By: Vrai Kaiser July 7, 20190 Comments
The four main characters holding their hands out to the camera, surrounded by bubbles. subtitle: welcome to Yumenosaki Academy!

What’s it about? Anzu is the first student of Yumenosaki Academy’s Production Program, making her the only female student amongst a bunch of handsome idols-in-training—all of them fighting for a chance to shine in the exhibition known as DreamFes. However, the school’s sparkling exterior belies a cutthroat ranking system that privileges only the best of the best.


I was entirely ready to write this premiere off as embodying the worst of the worst traits of a lazy otome game adaptation: it uses a POV camera for several scenes, which is a device I hate all the way down to my bones; the self-insert protagonist Anzu has about a dozen lines, all of which are either colorless or parroting words back to a male character Solid Snake-style; the introductions of each Hot Boy feel like clipped route introductions with no regard for how a TV series flows differently from a mobile game, and the overall production has an unsettling plastic sheen.

All of those things are true, but then the last third of the episode had to go and have a heart on me. I’m not entirely sure it has the brains to go with it, but now I’ve got this big pile of sincerity sitting in my lap and I’m not quite sure what to do with it. Very frustrating. Rebooting.

A boy pointing a guitar neck toward the camera. Subtitle: Stop playing around!

Right.

It’s worth noting, as always, that while I’ve grown an appreciation for slantways entries in the genre with unusual gimmicks like Revue Starlight and ZOMBIE LAND SAGA, straightforward idol shows are very much Not For Me.

I’m both uninterested in your standard battle-of-the-bands rise to the top plot and lacking the eye to tell whether it’s hitting common tropes with particular nuance. Did I like that the impromptu idol duel turned into a physical fight that involved the liberal battering of an electric guitar? Yes. Could I tell you the history or lack thereof of male idol battle anime? Not really.

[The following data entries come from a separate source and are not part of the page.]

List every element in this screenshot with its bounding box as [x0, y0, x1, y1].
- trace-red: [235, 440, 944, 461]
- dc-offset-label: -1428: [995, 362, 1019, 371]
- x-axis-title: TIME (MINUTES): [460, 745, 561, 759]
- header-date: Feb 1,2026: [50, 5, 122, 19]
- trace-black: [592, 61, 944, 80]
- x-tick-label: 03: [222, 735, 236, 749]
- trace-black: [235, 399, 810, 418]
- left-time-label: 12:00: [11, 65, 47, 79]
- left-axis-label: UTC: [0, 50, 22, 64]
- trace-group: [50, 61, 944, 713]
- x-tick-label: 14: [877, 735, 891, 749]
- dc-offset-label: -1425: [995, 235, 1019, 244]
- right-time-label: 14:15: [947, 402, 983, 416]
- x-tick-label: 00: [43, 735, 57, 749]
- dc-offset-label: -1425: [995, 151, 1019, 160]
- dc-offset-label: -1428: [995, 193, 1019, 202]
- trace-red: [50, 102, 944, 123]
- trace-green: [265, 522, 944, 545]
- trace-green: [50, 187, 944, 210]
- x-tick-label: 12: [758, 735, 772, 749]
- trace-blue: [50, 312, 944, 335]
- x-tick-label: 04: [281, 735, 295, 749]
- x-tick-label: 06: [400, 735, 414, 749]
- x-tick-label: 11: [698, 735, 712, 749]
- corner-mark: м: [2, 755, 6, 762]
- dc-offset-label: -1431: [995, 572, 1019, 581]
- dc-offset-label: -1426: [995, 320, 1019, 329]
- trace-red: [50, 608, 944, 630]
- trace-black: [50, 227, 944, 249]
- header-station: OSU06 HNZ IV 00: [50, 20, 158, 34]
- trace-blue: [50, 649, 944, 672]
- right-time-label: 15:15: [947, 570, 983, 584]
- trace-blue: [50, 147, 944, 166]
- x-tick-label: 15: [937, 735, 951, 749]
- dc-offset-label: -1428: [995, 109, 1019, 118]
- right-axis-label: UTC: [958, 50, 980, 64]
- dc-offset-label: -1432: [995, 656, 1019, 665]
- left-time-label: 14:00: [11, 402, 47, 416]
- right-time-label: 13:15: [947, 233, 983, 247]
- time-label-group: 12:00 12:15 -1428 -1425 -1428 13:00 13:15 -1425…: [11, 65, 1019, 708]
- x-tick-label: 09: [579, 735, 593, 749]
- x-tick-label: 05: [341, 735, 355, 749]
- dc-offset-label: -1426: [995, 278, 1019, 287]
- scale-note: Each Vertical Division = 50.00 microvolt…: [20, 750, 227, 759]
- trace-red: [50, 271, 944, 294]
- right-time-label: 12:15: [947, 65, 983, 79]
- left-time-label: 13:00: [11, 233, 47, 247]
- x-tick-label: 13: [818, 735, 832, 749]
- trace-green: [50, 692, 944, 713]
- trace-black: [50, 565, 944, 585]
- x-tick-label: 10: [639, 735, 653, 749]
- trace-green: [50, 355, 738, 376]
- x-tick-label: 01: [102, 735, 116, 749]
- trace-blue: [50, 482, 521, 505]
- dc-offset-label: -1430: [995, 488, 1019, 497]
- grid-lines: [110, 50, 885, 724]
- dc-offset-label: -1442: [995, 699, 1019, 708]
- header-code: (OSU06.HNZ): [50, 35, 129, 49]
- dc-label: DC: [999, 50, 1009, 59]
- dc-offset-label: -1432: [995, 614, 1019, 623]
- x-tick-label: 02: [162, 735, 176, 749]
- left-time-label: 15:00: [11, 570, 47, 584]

A smug-looking pink haired boy surrounded by a gold introductory frame. on-screen text: Tori Himemiya subtitle: I thought you would try something if I let slip that we were busy during lunch.
I do know that this seems like the kind of little shit I could get behind

It wasn’t until the very last scene that the series plays its best hand: Yumenosaki Academy is really only interested in manufacturing identical, soulless idols, and any students below the very top tier shouldn’t expect to get jack in terms of support or reach.

The show pulls its punches a little bit by throwing in an evil, all-powerful student council to pin this on, but it’s still a shockingly direct criticism of an industry notorious for churning out groups and treating any kids who aren’t money-makers like trash. The final lines of the episode lay down a call for out-and-out revolution.

The four leads crowding around Anzu's hospital bed. subtitle: On this day, their revolution quietly tried to begin.
Are you really going to be about the Sisyphean struggle against the industry, show?
Are you really?

It’s a guts-on-the-table sort of pitch, and I admire it. I’m not, however, sure that the series will be able to fully deliver on that premise while still being bound to both its origins as a mobile game and the aesthetic conventions already established in this first episode. I’d love to be surprised, but for now I’d call this one to check out only if you’re already big into the idol genre. Who knows, though—I’ll be keeping my ear to the ground.